The importance of an individual — his kavod or weightiness — is not just something we think about in the abstract. We sense the kavod or weightiness of every person we meet, judging him to be more important or less so, and we act in accordance with this judgment. When I am in the presence of an important person, I experience his or her weightiness as a pressure in my chest, which can make my breathing more difficult, introduce a tremor into my voice, and cause me to avert my eyes. These and other effects should not be dismissed as merely physical. They are the outward signs of a more profound accommodation to the presence of persons possessing great kavod or weightiness: We tend to believe the things that individuals we consider important tell us, to act in accordance with their preferences, and to imitate them in their style of speech and behavior, and in countless other ways. And because every human individual immediately senses the kavod or weightiness of others whom he meets, judging them to be more or less important, the reactions of each individual act as a mirror in which I can sense my own kavod or weightiness as well. That is, I can sense the degree to which I am important in the eyes of other individuals when I am in their presence.

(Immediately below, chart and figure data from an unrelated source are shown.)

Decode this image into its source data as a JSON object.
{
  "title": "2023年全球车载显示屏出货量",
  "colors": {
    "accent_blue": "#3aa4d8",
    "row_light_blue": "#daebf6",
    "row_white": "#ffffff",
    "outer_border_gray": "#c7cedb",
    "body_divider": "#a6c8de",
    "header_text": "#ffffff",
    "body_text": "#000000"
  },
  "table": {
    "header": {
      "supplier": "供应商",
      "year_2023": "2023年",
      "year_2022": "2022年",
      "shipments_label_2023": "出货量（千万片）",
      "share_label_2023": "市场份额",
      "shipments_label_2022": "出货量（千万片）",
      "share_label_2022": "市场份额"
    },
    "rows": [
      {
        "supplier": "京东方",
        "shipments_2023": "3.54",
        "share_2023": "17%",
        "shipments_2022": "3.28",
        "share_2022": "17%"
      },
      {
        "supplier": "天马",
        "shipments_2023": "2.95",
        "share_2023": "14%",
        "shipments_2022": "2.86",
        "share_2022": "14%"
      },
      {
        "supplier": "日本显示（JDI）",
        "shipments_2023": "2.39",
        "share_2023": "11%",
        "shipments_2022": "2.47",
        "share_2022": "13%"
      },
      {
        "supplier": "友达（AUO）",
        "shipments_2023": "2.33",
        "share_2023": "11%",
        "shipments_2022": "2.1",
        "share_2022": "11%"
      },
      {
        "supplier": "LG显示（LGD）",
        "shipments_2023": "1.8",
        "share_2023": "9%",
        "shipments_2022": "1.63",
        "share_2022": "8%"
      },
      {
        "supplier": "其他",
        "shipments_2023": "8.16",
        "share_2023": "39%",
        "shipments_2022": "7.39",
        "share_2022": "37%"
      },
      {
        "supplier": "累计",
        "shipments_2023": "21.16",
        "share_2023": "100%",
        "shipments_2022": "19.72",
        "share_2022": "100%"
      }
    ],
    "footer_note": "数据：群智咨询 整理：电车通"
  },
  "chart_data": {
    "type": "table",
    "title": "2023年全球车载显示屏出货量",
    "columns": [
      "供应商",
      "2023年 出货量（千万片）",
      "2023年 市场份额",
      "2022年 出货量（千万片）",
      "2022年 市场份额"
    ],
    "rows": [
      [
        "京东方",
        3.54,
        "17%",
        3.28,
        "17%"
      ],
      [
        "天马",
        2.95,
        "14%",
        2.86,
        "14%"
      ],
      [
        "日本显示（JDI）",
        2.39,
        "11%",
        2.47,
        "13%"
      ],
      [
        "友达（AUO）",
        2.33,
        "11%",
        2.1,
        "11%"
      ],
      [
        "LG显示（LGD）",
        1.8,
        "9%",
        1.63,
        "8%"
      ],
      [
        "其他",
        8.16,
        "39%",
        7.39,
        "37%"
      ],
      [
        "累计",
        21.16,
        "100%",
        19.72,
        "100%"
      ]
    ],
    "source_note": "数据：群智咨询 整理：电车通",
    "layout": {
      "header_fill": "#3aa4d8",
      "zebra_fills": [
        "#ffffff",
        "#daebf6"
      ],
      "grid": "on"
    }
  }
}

This is the basis for all competition among individuals. As a general matter, human beings take pleasure in being regarded as important in the eyes of others and find it painful when they are considered insignificant or disregarded. And because being regarded as weighty or important is pleasurable, individuals compete to be considered weighty or important. In its most basic form, this involves contests of strength, in which one individual proves his physical superiority over another, thereby gaining in importance and weightiness in the eyes of his adversary, and of anyone else who witnessed the fight or heard tell of it. But in civilized society, this competition tends to take other forms, and the individual may strive to be regarded as a great military commander, or a man of influence in political affairs, or a wealthy businessman or a great scholar or physician or artist. Indeed, while we say that politicians compete to attain the greatest power, and businessmen to exceed their rivals in wealth, and scholars to achieve the utmost in knowledge, the truth is that all of them compete for only one thing, which is kavod or honor. That is, they compete to be recognized as important in the eyes of others.
Recall that the importance of an individual is the extent to which he is recognized as a cause of effects. This suggests that I can purposely increase the importance of another person by speaking or acting in such a way as to emphasize that he is the cause of various effects. And indeed, in every field of endeavor, one can “give honor” to another individual by praising his abilities, by referring to his accomplishments, and by deferring to his judgment, acting in accordance with his preferences, or adopting his manner of speech and behavior. On the other hand, I can decrease the kavod or weightiness of another by speaking or acting in such a way as to emphasize his insignificance, “showing contempt” for him, or humbling or humiliating him. This can be done by defeating him in some confrontation or competition, or by ridiculing or severely criticizing him, his ideas, or his deeds, or by slighting or ignoring him where I might have taken him into account.